Posted by Vanderleun at June 30, 2003 06:59 AM | TrackBack
Comments

If an application is designed well, the reward for users is that they will learn it faster, accomplish their daily tasks more easily, and have fewer questions for the help desk. As a developer of a well-designed application, your returns on that investment are more upgrade revenue, reduced tech support, better reviews, less documentation, and higher customer satisfaction. The rewards of building a good-looking Aqua application are worth taking the extra time.

Posted by: Roman at January 12, 2004 08:17 PM

Clicking an application in the dock should always bring forward an active window. If the user clicks on an open app's icon in the Dock, the application is active and all unminimized windows come along with it. I have found a few problems with windows behaving independently of their application.

Posted by: Ambrose at January 12, 2004 08:17 PM

You Must Promise. To call your mother, to help old ladies cross the road, and to turn your cell phone off at the movies.

Posted by: Jerman at January 12, 2004 08:17 PM

By building an application that takes advantage of Aqua's many facets, you help ensure that your application will not only look good, but have a chance of becoming a raging success. After a new user clicks on the icon of your program, the first thing he or she sees is the application interface. I know that when I review a product, I am very critical of its visual design. I usually have a short time to learn the new software, so design and ease of use are very important. Aside from those who marvel at the beauty of the command line, most users tend to react the same way.

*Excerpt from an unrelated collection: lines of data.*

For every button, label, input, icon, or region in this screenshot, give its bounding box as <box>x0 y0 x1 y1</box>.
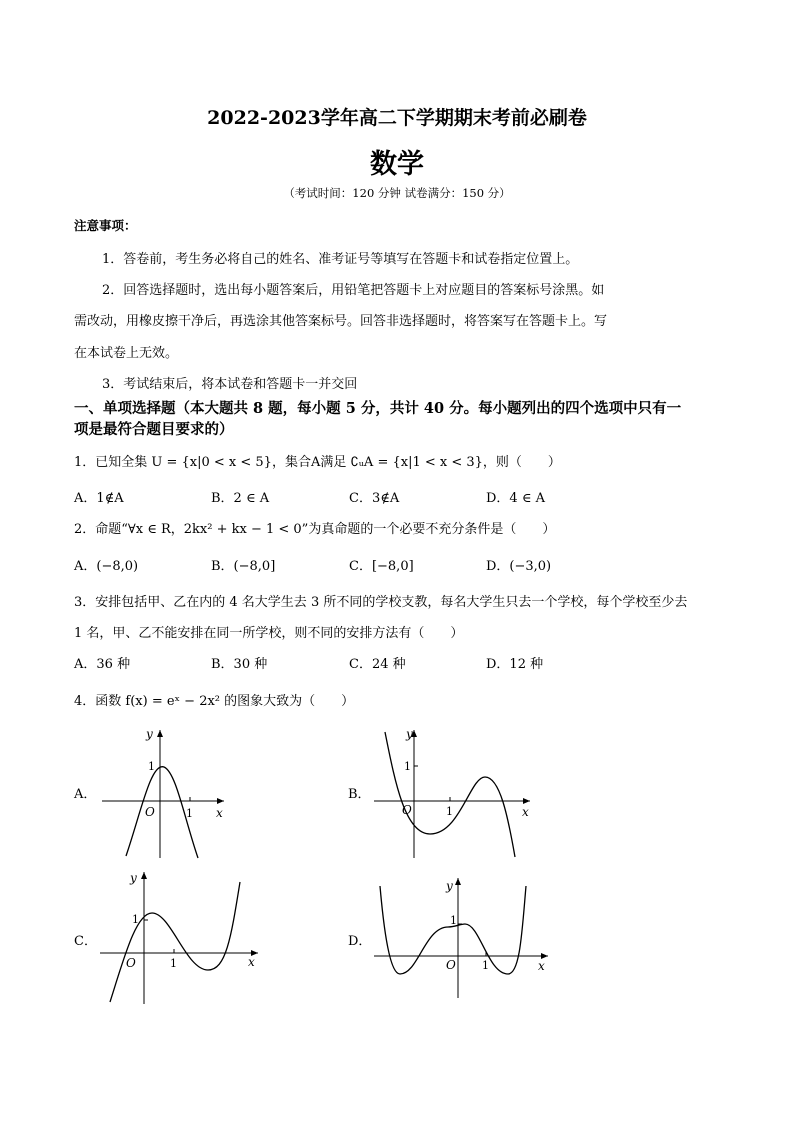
q4-option-d-label[interactable]: D． <box>348 934 372 949</box>
note-item-2-line1: 2．回答选择题时，选出每小题答案后，用铅笔把答题卡上对应题目的答案标号涂黑。如 <box>102 283 605 298</box>
paper-title: 2022-2023学年高二下学期期末考前必刷卷 <box>207 107 587 129</box>
section-1-heading-line1: 一、单项选择题（本大题共 8 题，每小题 5 分，共计 40 分。每小题列出的四个选项中只有一 <box>74 400 682 417</box>
graph-c-x-label: x <box>248 955 255 969</box>
subject-title: 数学 <box>370 149 424 180</box>
graph-b-origin-label: O <box>402 803 412 817</box>
q4-graph-c[interactable] <box>96 868 266 1008</box>
q1-option-a[interactable]: A．1∉A <box>74 491 124 506</box>
note-item-1: 1．答卷前，考生务必将自己的姓名、准考证号等填写在答题卡和试卷指定位置上。 <box>102 252 579 267</box>
q1-option-d[interactable]: D．4 ∈ A <box>486 491 545 506</box>
question-1-stem: 1．已知全集 U = {x|0 < x < 5}，集合A满足 ∁ᵤA = {x|1 < x < 3}，则（ ） <box>74 455 561 470</box>
q4-graph-d[interactable] <box>370 872 556 1002</box>
graph-b-y-label: y <box>406 727 413 741</box>
exam-info: （考试时间：120 分钟 试卷满分：150 分） <box>283 186 511 200</box>
question-4-stem: 4．函数 f(x) = eˣ − 2x² 的图象大致为（ ） <box>74 694 355 709</box>
q1-option-b[interactable]: B．2 ∈ A <box>211 491 270 506</box>
graph-a-origin-label: O <box>145 805 155 819</box>
graph-b-tick-y: 1 <box>404 760 411 773</box>
graph-c-y-label: y <box>130 871 137 885</box>
q2-option-b[interactable]: B．(−8,0] <box>211 559 276 574</box>
graph-a-y-label: y <box>146 727 153 741</box>
note-item-2-line3: 在本试卷上无效。 <box>74 346 179 361</box>
q2-option-c[interactable]: C．[−8,0] <box>349 559 414 574</box>
graph-d-x-label: x <box>538 959 545 973</box>
q4-option-b-label[interactable]: B． <box>348 787 371 802</box>
section-1-heading-line2: 项是最符合题目要求的） <box>74 421 234 438</box>
graph-a-x-label: x <box>216 806 223 820</box>
graph-a-tick-x: 1 <box>186 807 193 820</box>
q2-option-a[interactable]: A．(−8,0) <box>74 559 139 574</box>
note-item-3: 3．考试结束后，将本试卷和答题卡一并交回 <box>102 377 358 392</box>
graph-b-tick-x: 1 <box>446 805 453 818</box>
question-2-stem: 2．命题“∀x ∈ R，2kx² + kx − 1 < 0”为真命题的一个必要不充分条件是（ ） <box>74 522 556 537</box>
q3-option-d[interactable]: D．12 种 <box>486 657 544 672</box>
q4-option-a-label[interactable]: A． <box>74 787 97 802</box>
graph-d-tick-x: 1 <box>482 959 489 972</box>
graph-c-tick-x: 1 <box>170 957 177 970</box>
q4-graph-a[interactable] <box>96 722 236 862</box>
q1-option-c[interactable]: C．3∉A <box>349 491 400 506</box>
notes-heading: 注意事项： <box>74 218 137 233</box>
q3-option-b[interactable]: B．30 种 <box>211 657 268 672</box>
graph-b-x-label: x <box>522 805 529 819</box>
q3-option-a[interactable]: A．36 种 <box>74 657 131 672</box>
graph-c-origin-label: O <box>126 956 136 970</box>
graph-c-tick-y: 1 <box>132 913 139 926</box>
graph-d-origin-label: O <box>446 958 456 972</box>
graph-d-y-label: y <box>446 879 453 893</box>
q4-graph-b[interactable] <box>370 722 540 862</box>
q3-option-c[interactable]: C．24 种 <box>349 657 406 672</box>
question-3-stem-line1: 3．安排包括甲、乙在内的 4 名大学生去 3 所不同的学校支教，每名大学生只去一个学校，每个学校至少去 <box>74 595 688 610</box>
graph-d-tick-y: 1 <box>450 914 457 927</box>
note-item-2-line2: 需改动，用橡皮擦干净后，再选涂其他答案标号。回答非选择题时，将答案写在答题卡上。写 <box>74 314 608 329</box>
q4-option-c-label[interactable]: C． <box>74 934 97 949</box>
graph-a-tick-y: 1 <box>148 760 155 773</box>
question-3-stem-line2: 1 名，甲、乙不能安排在同一所学校，则不同的安排方法有（ ） <box>74 626 464 641</box>
q2-option-d[interactable]: D．(−3,0) <box>486 559 552 574</box>
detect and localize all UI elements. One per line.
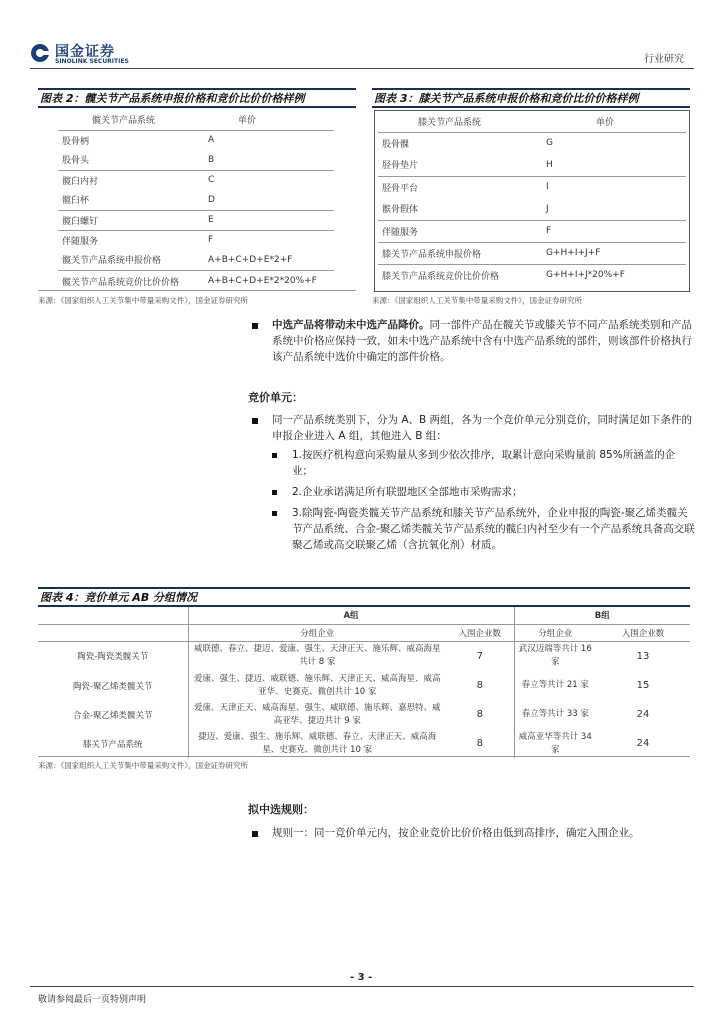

Posted by: Venetia at January 12, 2004 08:17 PM

Adhere to File Locations. Make sure that when your users save documents, your application knows where to put them and also gives users flexibility.

Posted by: Augustine at January 12, 2004 08:17 PM

You Must Promise. To call your mother, to help old ladies cross the road, and to turn your cell phone off at the movies.

Posted by: Isabella at January 12, 2004 08:18 PM

Due to the positioning of the Dock, remember that when you build an application, you have to be sure that new document window sizes and positions do not violate the Dock's space. Dock is temperamental and Dock loves his space. If you default to a window size that expands behind the dock, users will have a difficult time reaching the navigation and resize areas at the bottom of the screen. I can personally say that more than once I have been rather peeved that I couldn't get to an area of the window to resize because the default window settings always pop up behind the Dock. In addition, the new Dock in 10.1 will allow users to position their Dock location on either side of the screen as well.

Posted by: Rees at January 12, 2004 08:18 PM

This topic is one we will tackle later in this article, but it refers to making sure that your application and the dock aren't fighting it out for supremacy of the screen.

Posted by: Barnabas at January 12, 2004 08:19 PM

Drawers. Similar to Sheets, this is a "child" window that gives users access to items that do not always need to be present. But when do you use a drawer and when do you use a palette?

Posted by: Cornelius at January 12, 2004 08:19 PM

For my Paint application, I created a series of icons to simulate a rendering algorithm. While the application is performing this CPU-intensive task, you can always see the status of the document by the icon changing in the Dock.